Dear Kayla,
In a few weeks, you will be done with your undergraduate degree, You'll collect all of your belongings and move out. You'll look ahead at all that awaits; all the things you have spent the last three and a half years working hard for will finally be at your fingertips. You'll officially be out of college, and onto bigger and better things. There's no way to express how excited and proud I am of you other than to say just that. You deserve all the great things that have yet to happen.
From the first day I met you freshman year to the day I dread when I say goodbye as we part one last time, I know in my heart that there is nothing in the world strong enough to separate us. You are my forever friend, and someone I intend to be besties with until the end.

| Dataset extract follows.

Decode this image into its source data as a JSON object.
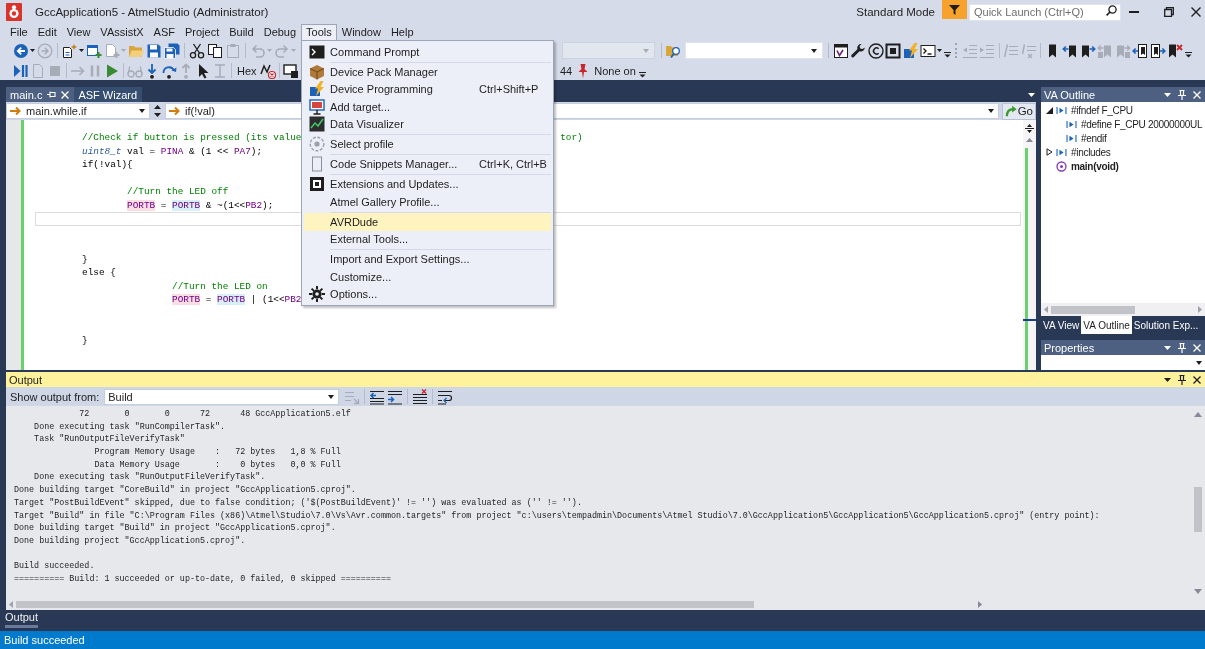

I remember one of my roommate's freshman year told me that "the girl in the single" was a sweetheart and that we should all befriend her. I wasn't super eager at that moment to introduce myself because I was anxious and stressed about the typical freshman things, like whether or not you'd like me or if we'd actually end up being friends. While I let this anxiety win, our friendship must have been destiny because in one of my first classes, there you were. You sat one row over and behind me, and you came in late the first day because you got lost. I wanted to laugh a little because usually, I'd be that person, but then I realized it was you and stopped myself. Once it hit me that you were "the girl in the single", I figured I should at least say hi so we'd each have a familiar face in class and back in our residence hall. You were frazzled from having gotten to class late. Little did I know that being late was one of your least favorite things (as it is mine). Little did I know that simply saying hi would open the doors to a newfound friendship and sisterhood I never had before.

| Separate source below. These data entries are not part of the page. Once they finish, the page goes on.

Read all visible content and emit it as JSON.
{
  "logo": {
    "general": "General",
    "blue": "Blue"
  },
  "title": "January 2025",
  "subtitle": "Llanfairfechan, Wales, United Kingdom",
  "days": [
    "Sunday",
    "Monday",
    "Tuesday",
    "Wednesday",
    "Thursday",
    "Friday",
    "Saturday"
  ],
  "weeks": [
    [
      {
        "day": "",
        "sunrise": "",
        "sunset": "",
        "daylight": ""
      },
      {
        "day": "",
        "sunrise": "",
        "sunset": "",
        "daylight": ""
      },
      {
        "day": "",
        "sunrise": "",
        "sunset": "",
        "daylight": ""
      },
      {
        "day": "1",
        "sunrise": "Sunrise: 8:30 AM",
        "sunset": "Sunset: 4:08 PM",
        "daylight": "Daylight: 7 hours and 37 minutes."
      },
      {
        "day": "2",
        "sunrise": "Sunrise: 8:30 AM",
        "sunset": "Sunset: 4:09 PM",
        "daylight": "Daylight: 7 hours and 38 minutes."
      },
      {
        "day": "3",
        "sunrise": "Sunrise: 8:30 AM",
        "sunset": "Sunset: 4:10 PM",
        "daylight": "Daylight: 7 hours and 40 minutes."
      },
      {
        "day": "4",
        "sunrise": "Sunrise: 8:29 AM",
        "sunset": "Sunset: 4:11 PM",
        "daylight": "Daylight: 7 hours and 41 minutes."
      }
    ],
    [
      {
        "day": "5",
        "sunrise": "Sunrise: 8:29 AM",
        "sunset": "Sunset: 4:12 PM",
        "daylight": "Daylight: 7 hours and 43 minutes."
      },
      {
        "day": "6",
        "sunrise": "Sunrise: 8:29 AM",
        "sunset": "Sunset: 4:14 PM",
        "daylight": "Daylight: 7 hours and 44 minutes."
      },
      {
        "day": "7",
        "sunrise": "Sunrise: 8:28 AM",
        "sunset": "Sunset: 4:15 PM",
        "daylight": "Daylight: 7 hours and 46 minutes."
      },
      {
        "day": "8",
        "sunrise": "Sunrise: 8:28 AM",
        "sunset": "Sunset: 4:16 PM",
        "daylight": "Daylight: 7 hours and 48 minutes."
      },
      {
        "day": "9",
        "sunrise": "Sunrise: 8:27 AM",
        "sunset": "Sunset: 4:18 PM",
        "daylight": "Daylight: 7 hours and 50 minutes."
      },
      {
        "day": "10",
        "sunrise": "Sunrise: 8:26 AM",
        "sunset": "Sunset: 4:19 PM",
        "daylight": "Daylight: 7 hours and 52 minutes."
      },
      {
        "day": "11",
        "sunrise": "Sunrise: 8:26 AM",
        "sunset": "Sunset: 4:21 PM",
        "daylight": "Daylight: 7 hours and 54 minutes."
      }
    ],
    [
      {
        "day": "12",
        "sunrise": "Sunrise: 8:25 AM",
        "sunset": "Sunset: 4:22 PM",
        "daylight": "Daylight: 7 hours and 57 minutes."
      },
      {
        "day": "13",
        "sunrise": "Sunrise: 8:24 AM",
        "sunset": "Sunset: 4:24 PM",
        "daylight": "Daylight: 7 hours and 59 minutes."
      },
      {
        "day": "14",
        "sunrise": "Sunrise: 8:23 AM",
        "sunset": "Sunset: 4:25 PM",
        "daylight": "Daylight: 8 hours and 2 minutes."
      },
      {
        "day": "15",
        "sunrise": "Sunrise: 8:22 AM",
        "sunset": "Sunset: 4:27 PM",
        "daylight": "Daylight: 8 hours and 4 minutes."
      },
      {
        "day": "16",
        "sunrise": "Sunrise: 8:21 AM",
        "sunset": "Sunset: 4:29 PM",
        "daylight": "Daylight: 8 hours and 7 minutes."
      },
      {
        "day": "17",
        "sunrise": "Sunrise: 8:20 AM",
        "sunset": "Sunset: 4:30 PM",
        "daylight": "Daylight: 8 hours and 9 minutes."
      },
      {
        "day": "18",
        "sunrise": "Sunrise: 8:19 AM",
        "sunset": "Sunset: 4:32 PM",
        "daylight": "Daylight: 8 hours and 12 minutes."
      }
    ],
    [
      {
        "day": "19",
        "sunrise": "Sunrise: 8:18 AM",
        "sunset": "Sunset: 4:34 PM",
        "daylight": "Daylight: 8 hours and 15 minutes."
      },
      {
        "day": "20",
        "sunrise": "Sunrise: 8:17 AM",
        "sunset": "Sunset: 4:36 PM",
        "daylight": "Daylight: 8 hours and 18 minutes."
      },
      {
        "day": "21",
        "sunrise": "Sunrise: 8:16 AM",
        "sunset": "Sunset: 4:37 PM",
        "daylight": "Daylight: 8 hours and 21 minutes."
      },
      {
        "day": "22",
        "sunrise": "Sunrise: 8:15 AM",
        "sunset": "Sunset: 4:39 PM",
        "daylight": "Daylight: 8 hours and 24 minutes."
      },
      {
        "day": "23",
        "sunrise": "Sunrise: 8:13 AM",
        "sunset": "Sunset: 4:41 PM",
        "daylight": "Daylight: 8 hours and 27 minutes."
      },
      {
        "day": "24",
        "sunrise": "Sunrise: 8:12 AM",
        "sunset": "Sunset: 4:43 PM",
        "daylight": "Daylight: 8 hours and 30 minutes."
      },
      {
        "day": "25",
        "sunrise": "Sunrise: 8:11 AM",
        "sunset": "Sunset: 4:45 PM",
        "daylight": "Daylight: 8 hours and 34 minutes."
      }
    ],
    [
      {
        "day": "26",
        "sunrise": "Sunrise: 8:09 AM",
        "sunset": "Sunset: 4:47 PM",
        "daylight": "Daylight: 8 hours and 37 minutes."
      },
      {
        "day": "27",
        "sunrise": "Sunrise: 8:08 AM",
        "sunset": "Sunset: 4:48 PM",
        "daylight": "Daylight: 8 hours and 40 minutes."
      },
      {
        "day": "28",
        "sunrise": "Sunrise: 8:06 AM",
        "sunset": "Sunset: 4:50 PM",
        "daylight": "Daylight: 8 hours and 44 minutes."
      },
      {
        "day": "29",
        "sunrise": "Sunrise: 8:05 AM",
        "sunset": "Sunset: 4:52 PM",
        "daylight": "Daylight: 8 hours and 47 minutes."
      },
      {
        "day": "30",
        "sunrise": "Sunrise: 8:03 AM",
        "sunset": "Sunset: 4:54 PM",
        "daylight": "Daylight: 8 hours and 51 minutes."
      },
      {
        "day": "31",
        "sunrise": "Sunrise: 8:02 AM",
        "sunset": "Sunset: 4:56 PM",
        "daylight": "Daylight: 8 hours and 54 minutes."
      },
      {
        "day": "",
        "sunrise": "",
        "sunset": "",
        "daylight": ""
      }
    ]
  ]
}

After that, we quickly became best friends. We had similar schedules and walked to class together almost every day. We'd get coffee together in the AC Cafe and share dinners at the Callahan. We'd vent about the people in classes and how much work we had. We'd talk about people we shouldn't have and laugh about all the immature puns you came up with. We bonded over hatred of the same people, got to know each other better than we knew ourselves, and came to the conclusion almost immediately that we'd be best friends for a long time after college. I knew right away that "the girl in the single" was someone I was lucky to be friends with and someone I needed to keep in my life.
There was one thing, though, that we learned about you at (roughly) the same time. You had a seizure one day. I didn't really know what that meant, but I remember feeling terrible that it happened and not knowing how to comfort you as your friend. I remember how stressed and panicked you were about your major and your classes, and the day that you told me you went to your advisor's office crying, only to be told to come back later. You ended up switching your major to education, and while I was happy that you found an alternative, I was concerned that you weren't really following your true interest. It wasn't my place to say anything, and I'm glad I didn't; over two years later, I see that your true calling is working with other people. While your initial interest was to pursue a job in the dental field, I see very clearly now that you are meant to be where you are and that everything really does happen for a reason. While I hate that you had that seizure, I see now that it has led you to a point where you are better than you ever were. Things are really starting to fall into place for you and I'm BEYOND happy for you! That seizure led you to a new major, a multitude of doctor's appointments, a diagnosis of epilepsy, surgery, hospital stays, lost friends, new friends, an LL, love, support, a new dog, a new home, a new identity, and, most of all, a new you. You became the person you are today, and that is the person I am most proud of. I know sometimes it's hard to look back at all you've accomplished, but I look at your past and see someone who stands tall (not literally; you're pretty short) and proud. I see someone who has defied the odds and made her presence known. I see someone who is special, valuable, worthy, and so so so deserving of everything good life has to offer. I guess I'm just wanting this letter to demonstrate how much I cherish our friendship and how much I love you for you. You have given me so much support and encouragement along the way, and I am truly grateful for it all. There is so much more I have to say, but for now, thank you for the memories and congratulations on making it to graduation!